Directed by Tim J. Brown
Judging by the poster art, Devil in the Dark looks like it could be a deep woods tale about the legend of the Wendigo or even a distant cousin to Donnie Darko, showing a creature closely resembling Frank the Bunny. In actuality, the story revolves around two estranged brothers attempting to reconcile their cultural differences on a remote hunting trip in British Columbia. As a family drama, Devil in the Dark succeeds; as a monster movie, it doesn’t quite deliver.
Clint (Payne) and Adam (Dunne) have always been different: Adam, as the little brother, was always reading comic books and getting picked on while Clint was busy becoming the alpha male outdoorsman. Obviously, I identify a little more with Adam, and you probably do to. Although they’ve been out of touch for years, Clint decides it’s time to have a little male bonding out in the woods, where getting closer to Adam is probably secondary to emasculating him out in the middle of nowhere. Once they’re out of cell tower range, a creature of seemingly ancient origin taps into Adam’s dream state in addition to unnerving both siblings during waking hours. This is where the heart of the film starts beating, showing Clint’s survivalist instinct kick in to try and save his brother instead of using it to dominate him.

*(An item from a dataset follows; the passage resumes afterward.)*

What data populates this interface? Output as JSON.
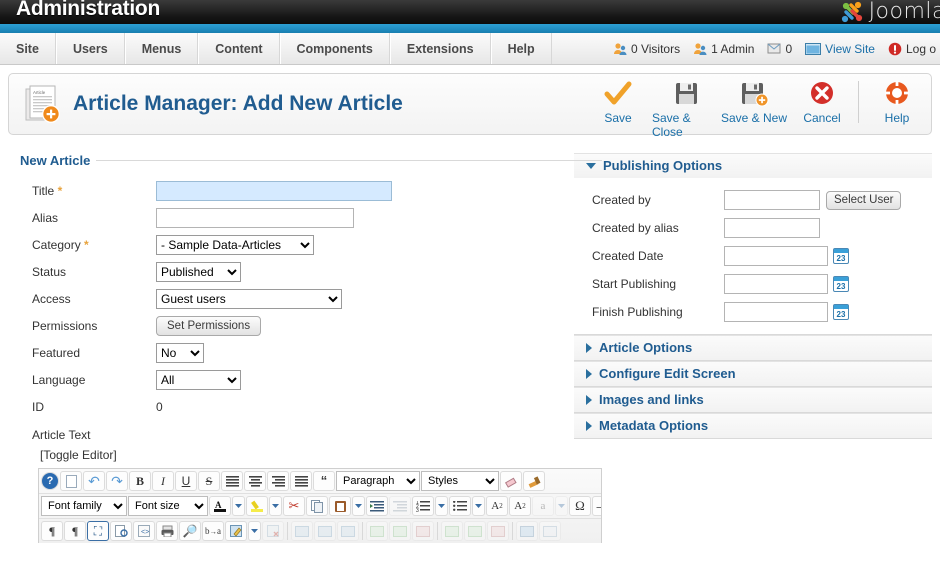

This setup ends up being more cathartic due to an early scene where, as kids, Adam was found in a state of near catatonia after a psychologically scarring incident involving his father and whatever else was lurking in the wilderness that day. Once the two men set up camp, the same creature seems to recognize Adam by infecting his psyche instead of going after the more obvious threat of the stronger and more experienced Clint. The driving force of Devil in the Dark is both brothers trying to reconnect, but it’s the connection involving the demon in the woods that ultimately becomes more compelling.
Dan Payne’s emotional performance and the boneyard lair of the creature are the centerpieces of the film; and once it becomes strictly a rescue mission, the momentum forged by the earlier character development keeps you invested. Although the creature’s limited screen time is disappointing at first, it’s forgiven if the “devil” is more metaphor than monster.
The relationship works in Devil in the Dark, but if the creature is a manifestation (and that’s open to interpretation), there’s still a feeling of being misled if you’re hoping for wood creatures from a lost age instead of a possible representation of guilt and loss.
Devil in the Dark is available on VOD beginning today from Momentum Pictures.